The University of Massachusetts Amherst

Research Interests

Our research is in theoretical studies of quantum liquids, solids, and gases. In the past we have treated equilibrium and transport in highly polarized Fermi systems, and such as 3He  in its various phases. More recently we have centered our attention on Bose-Einstein condensates.

Quantum Interference in Bose-Einstein Condensation: The discovery of Bose-Einstein condensation (BEC) in alkali gases held in magnetic and optical traps has caused great excitement among researchers in the area of quantum systems. In these gases particles avalanche into the lowest quantum state below a certain transition temperature, which can be as low as nanokelvin for a small number of particles.

Because of the coherence of these systems  quantum interference is possible. One of the most interesting early experiments in this system was the MIT interference experiment, in which two condensates are allowed to mix, causing an interference pattern of oscillations in the density. It is as if the two condensates had a relative phase before they met. Indeed the experiment can be explained by assuming a classical broken symmetry wave function for each having a given phase. But one can show that even starting with the condensates in number (Fock) states, that a relative phase will develop as particles are detected. Moreover Fock state allow the detection of quantum interference that goes beyond what is allowed by the classical broken symmetry wave function. We have theoretically shown quantum interference in detections by a simple beam splitter, have created interfering Schrödinger cats in an interferometer showing quantum interference between macroscopically distinct states, and also have shown that Fock states allow the violation of Bell’s theorem at arbitrary numbers of particles by varying either the phases in the arms of the interferometer or by varying the transmission coefficients of the beam splitters. We have also shown how one can use an interferometer to create NOON states, which can have important uses in measuring phases beyond the Heisenberg limit.  This work is done in collaboration with Franck Laloë  of École Normale Supérieure in Paris.

A curious effect occurs in the measurement of transverse spin with overlapping up- and down-spin condensates. After a number of measurements a net transverse polarization of all of the spins develops in a random direction, which seems to violate conservation of angular momentum in each such individual measurement. Conservation occurs only as an average over many such measurements. We are investigation the consequences of this odd effect and whether it might be seen experimentally.

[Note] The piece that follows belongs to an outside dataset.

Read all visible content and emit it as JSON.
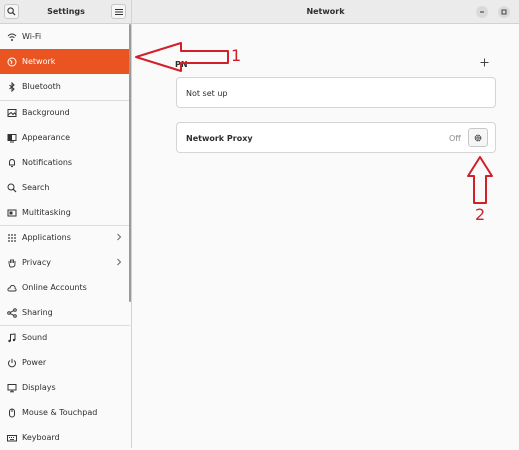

Generalized Bose-Einstein Condensation: In association with Asaad Sakhel of Al-Balqa Applied University, Amman, Jordan, we are pursuing theoretical path integral Monte Carlo calculations on cigar-shaped condensates to study the quasi-condensate in this near one-dimensional finite system. Recently we published a review of “generalized Bose condensation,” which involves the condensation in the lowest band of states. Our study of this effect involved only ideal Bose gases and we are considering how this translates to an interacting gas.  Our hypothesis is that the quasi-condensate likely fits the description. Experimentally one studies the number fluctuations in the system to identify the transition to a quasi-condensate state. We will also consider the use of the so-called projection Gross-Pitaevskii method, in which several states are considered to have macroscopic occupation and therefore behave classically, a la the standard GPE method for the ground state.